Si obietta che queste figure adulte – mosse da un desiderio di genitorialità/ generatività comprensibile – possono e sanno essere capaci di garantire cura e affetto, come testimoniano alcuni racconti di questi loro figli diventati maggiorenni. Sono molti però – e meritano di essere conosciuti – gli studi scientifici sui figli della Gpa che evidenziano conseguenze molto negative a livello psicologico, anche per i legami che sono relazionali (non solo biologici) con la madre gestazionale.

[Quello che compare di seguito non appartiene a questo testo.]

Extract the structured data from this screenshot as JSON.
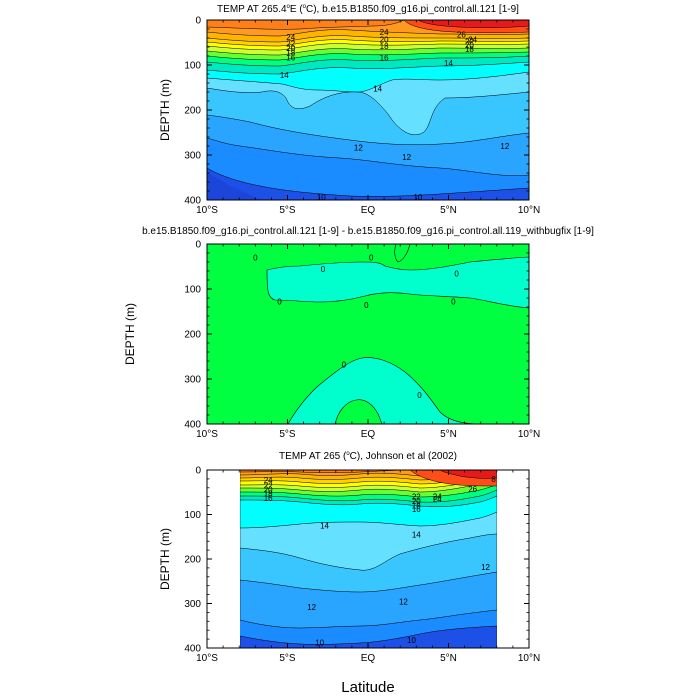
{
  "figure": {
    "xlabel": "Latitude"
  },
  "chart_data": [
    {
      "type": "heatmap",
      "title": "TEMP AT 265.4°E (°C), b.e15.B1850.f09_g16.pi_control.all.121 [1-9]",
      "title_parts": [
        "TEMP AT 265.4",
        "o",
        "E (",
        "o",
        "C), b.e15.B1850.f09_g16.pi_control.all.121 [1-9]"
      ],
      "ylabel": "DEPTH (m)",
      "xlim": [
        -10,
        10
      ],
      "ylim": [
        400,
        0
      ],
      "x_ticks": [
        -10,
        -5,
        0,
        5,
        10
      ],
      "x_tick_labels": [
        "10°S",
        "5°S",
        "EQ",
        "5°N",
        "10°N"
      ],
      "y_ticks": [
        0,
        100,
        200,
        300,
        400
      ],
      "y_tick_labels": [
        "0",
        "100",
        "200",
        "300",
        "400"
      ],
      "levels": [
        10,
        11,
        12,
        13,
        14,
        15,
        16,
        17,
        18,
        19,
        20,
        21,
        22,
        23,
        24,
        25,
        26
      ],
      "level_colors": [
        "#1c50e6",
        "#1a8cff",
        "#29a4ff",
        "#39c6ff",
        "#66e0ff",
        "#00ffff",
        "#00e8c0",
        "#00ff7f",
        "#66ff33",
        "#ccff33",
        "#ffff00",
        "#ffd200",
        "#ffb400",
        "#ff9a1f",
        "#ff7f1a",
        "#ff4d1a",
        "#e61a1a"
      ],
      "contour_labels": [
        {
          "text": "24",
          "x": -4.8,
          "y": 38
        },
        {
          "text": "22",
          "x": -4.8,
          "y": 52
        },
        {
          "text": "20",
          "x": -4.8,
          "y": 62
        },
        {
          "text": "18",
          "x": -4.8,
          "y": 72
        },
        {
          "text": "16",
          "x": -4.8,
          "y": 83
        },
        {
          "text": "14",
          "x": -5.2,
          "y": 122
        },
        {
          "text": "24",
          "x": 1.0,
          "y": 27
        },
        {
          "text": "20",
          "x": 1.0,
          "y": 43
        },
        {
          "text": "18",
          "x": 1.0,
          "y": 58
        },
        {
          "text": "16",
          "x": 1.0,
          "y": 83
        },
        {
          "text": "14",
          "x": 0.6,
          "y": 152
        },
        {
          "text": "26",
          "x": 5.8,
          "y": 32
        },
        {
          "text": "24",
          "x": 6.5,
          "y": 43
        },
        {
          "text": "22",
          "x": 6.3,
          "y": 48
        },
        {
          "text": "20",
          "x": 6.3,
          "y": 55
        },
        {
          "text": "18",
          "x": 6.3,
          "y": 64
        },
        {
          "text": "14",
          "x": 5.0,
          "y": 95
        },
        {
          "text": "12",
          "x": -0.6,
          "y": 283
        },
        {
          "text": "12",
          "x": 2.4,
          "y": 304
        },
        {
          "text": "12",
          "x": 8.5,
          "y": 280
        },
        {
          "text": "10",
          "x": -2.9,
          "y": 393
        },
        {
          "text": "10",
          "x": 3.1,
          "y": 393
        }
      ]
    },
    {
      "type": "heatmap",
      "title": "b.e15.B1850.f09_g16.pi_control.all.121 [1-9] - b.e15.B1850.f09_g16.pi_control.all.119_withbugfix [1-9]",
      "ylabel": "DEPTH (m)",
      "xlim": [
        -10,
        10
      ],
      "ylim": [
        400,
        0
      ],
      "x_ticks": [
        -10,
        -5,
        0,
        5,
        10
      ],
      "x_tick_labels": [
        "10°S",
        "5°S",
        "EQ",
        "5°N",
        "10°N"
      ],
      "y_ticks": [
        0,
        100,
        200,
        300,
        400
      ],
      "y_tick_labels": [
        "0",
        "100",
        "200",
        "300",
        "400"
      ],
      "background_color": "#00ff40",
      "region_color": "#00ffcc",
      "contour_labels": [
        {
          "text": "0",
          "x": -7.0,
          "y": 30
        },
        {
          "text": "0",
          "x": -2.8,
          "y": 55
        },
        {
          "text": "0",
          "x": 0.2,
          "y": 30
        },
        {
          "text": "0",
          "x": 5.5,
          "y": 65
        },
        {
          "text": "0",
          "x": -5.5,
          "y": 128
        },
        {
          "text": "0",
          "x": -0.1,
          "y": 135
        },
        {
          "text": "0",
          "x": 5.3,
          "y": 128
        },
        {
          "text": "0",
          "x": -1.5,
          "y": 268
        },
        {
          "text": "0",
          "x": 3.2,
          "y": 335
        }
      ]
    },
    {
      "type": "heatmap",
      "title": "TEMP AT 265 (°C), Johnson et al (2002)",
      "title_parts": [
        "TEMP AT 265 (",
        "o",
        "C), Johnson et al (2002)"
      ],
      "ylabel": "DEPTH (m)",
      "xlim": [
        -10,
        10
      ],
      "ylim": [
        400,
        0
      ],
      "x_ticks": [
        -10,
        -5,
        0,
        5,
        10
      ],
      "x_tick_labels": [
        "10°S",
        "5°S",
        "EQ",
        "5°N",
        "10°N"
      ],
      "y_ticks": [
        0,
        100,
        200,
        300,
        400
      ],
      "y_tick_labels": [
        "0",
        "100",
        "200",
        "300",
        "400"
      ],
      "data_xlim": [
        -8,
        8
      ],
      "contour_labels": [
        {
          "text": "24",
          "x": -6.2,
          "y": 22
        },
        {
          "text": "22",
          "x": -6.2,
          "y": 35
        },
        {
          "text": "20",
          "x": -6.2,
          "y": 44
        },
        {
          "text": "18",
          "x": -6.2,
          "y": 53
        },
        {
          "text": "16",
          "x": -6.2,
          "y": 63
        },
        {
          "text": "14",
          "x": -2.7,
          "y": 125
        },
        {
          "text": "24",
          "x": 4.3,
          "y": 65
        },
        {
          "text": "22",
          "x": 3.0,
          "y": 60
        },
        {
          "text": "20",
          "x": 3.0,
          "y": 70
        },
        {
          "text": "18",
          "x": 3.0,
          "y": 80
        },
        {
          "text": "16",
          "x": 3.0,
          "y": 88
        },
        {
          "text": "14",
          "x": 3.0,
          "y": 145
        },
        {
          "text": "24",
          "x": 4.3,
          "y": 60
        },
        {
          "text": "26",
          "x": 6.5,
          "y": 43
        },
        {
          "text": "8",
          "x": 7.8,
          "y": 20
        },
        {
          "text": "12",
          "x": 7.3,
          "y": 218
        },
        {
          "text": "12",
          "x": -3.5,
          "y": 308
        },
        {
          "text": "12",
          "x": 2.2,
          "y": 295
        },
        {
          "text": "10",
          "x": -3.0,
          "y": 388
        },
        {
          "text": "10",
          "x": 2.7,
          "y": 382
        }
      ]
    }
  ]
}
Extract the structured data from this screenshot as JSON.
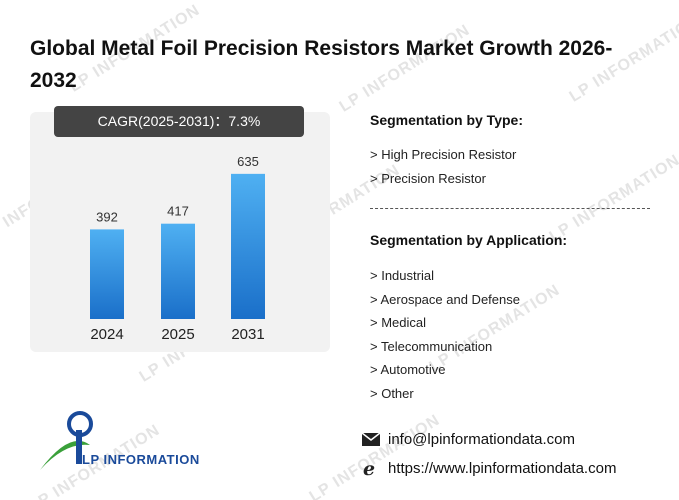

Pure le testimonianze delle cosiddette “gestanti altruiste che” (cioè le donne che dichiarano di “affittare l’utero” gratuitamente, senza scopi di lucro) non sono sufficienti a considerare la loro maternità “a favore” della persona venuta al mondo.

Resta spesso dimenticata l’opzione dell’adozione, una disponibilità ancora oggi fortemente richiesta dai Servizi sociali (ma purtroppo penalizzata dalle procedure) per dare solide figure di riferimento ai bambini soli. Riprendendo in sintesi questi passaggi – l’orientamento di fondo risale alla nota “Donum Vitae” del 1987 – vorremmo cercare di esprimere tutta la delicatezza (e forse anche la tenerezza) che meritano i tanti soggetti coinvolti, con le loro aspirazioni sofferte o le loro ferite spesso riaperte. Dispiace per questo che le loro vite finiscano con eccessi verbali nel tritatutto dei media e delle piazze come “motivo di propaganda o di slogan” come ha rilevato pochi giorni fa il segretario CEI, mons. Giuseppe Baturi. Impariamo a saper distinguere, sulla base di criteri di umanità oltre che di fede. La contrarietà alla gestazione assistita va ricondotta al rispetto della donna e soprattutto al valore irripetibile di ogni persona come frutto donato responsabilmente in una relazione d’amore tra uomo e donna. Non come soddisfacimento di un desiderio ad ogni costo.